IT outsourcing from China growing at 20-40 per cent: report
14 Jan 2009
The information technology outsourcing business in China continued to grow at a decent 20 - 40 per cent even as global outsourcing business declined 39 per cent in the first nine months of the previous year, according to consultancy firm McKinsey & Co.
IT outsourcing from China continued to grow even as global IT outsourcing business saw a decline of 39 per cent in the first five months of the previous year, Alex Peng, a McKinsey partner, said.
On the other hand, China's outsourcing sector, led by companies such as Neusoft Corp and VanceInfo Technologies, is growing at 20-40 per cent a year, he said.

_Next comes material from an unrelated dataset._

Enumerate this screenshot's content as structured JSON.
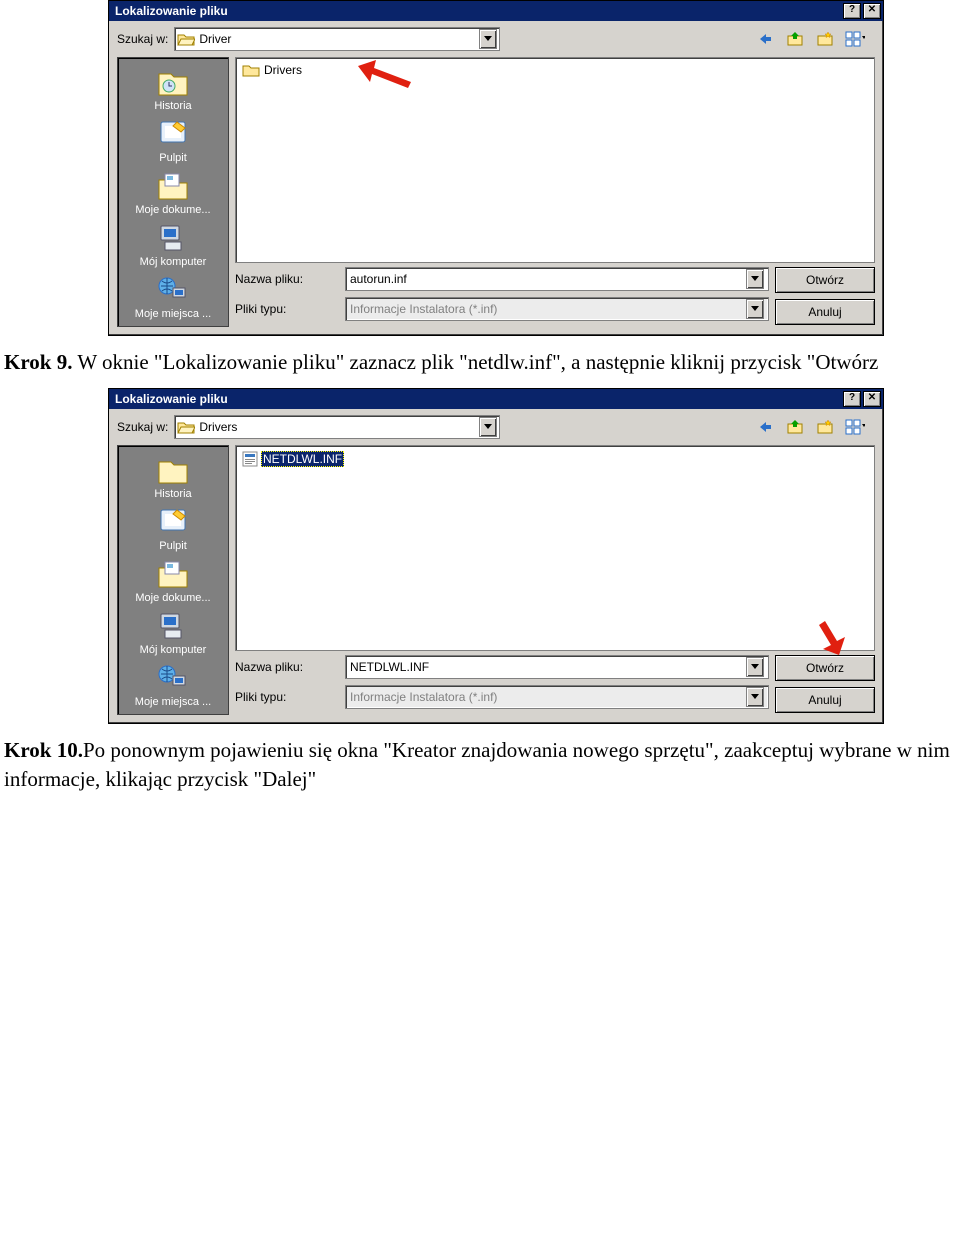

Commenting on China's cost advantage in IT, Peng said if the country were to jump start the growth and multiply growth rate, ''don't miss a huge opportunity here."
McKinsey said while the global outsourcing contracts have shrunk 39 per cent in the first nine months of 2008 to $11 billion, outsourcing business will continue to grow as companies desperately look for ways to cut costs.
Chinese companies will, however, have to better English-language skills and enhance intellectual property rights protection – the two areas India scores over others.
While China lags India in IT outsourcing sector, it can tap its own huge manufacturing sector and the growing number of multinationals to nurture IT sector, said McKinsey partner Enrico Benni.
Chinese IT companies command less than 10 per cent of the global market, but the Chinese government can open up a domestic market big enough to unleash an IT revolution in the country, McKinsey said.
The presence of Indian rivals like Infosys, Tata Consultancy, Wipro Ltd and even Satyam may, however, put pressure on Chinese firms, the report observed.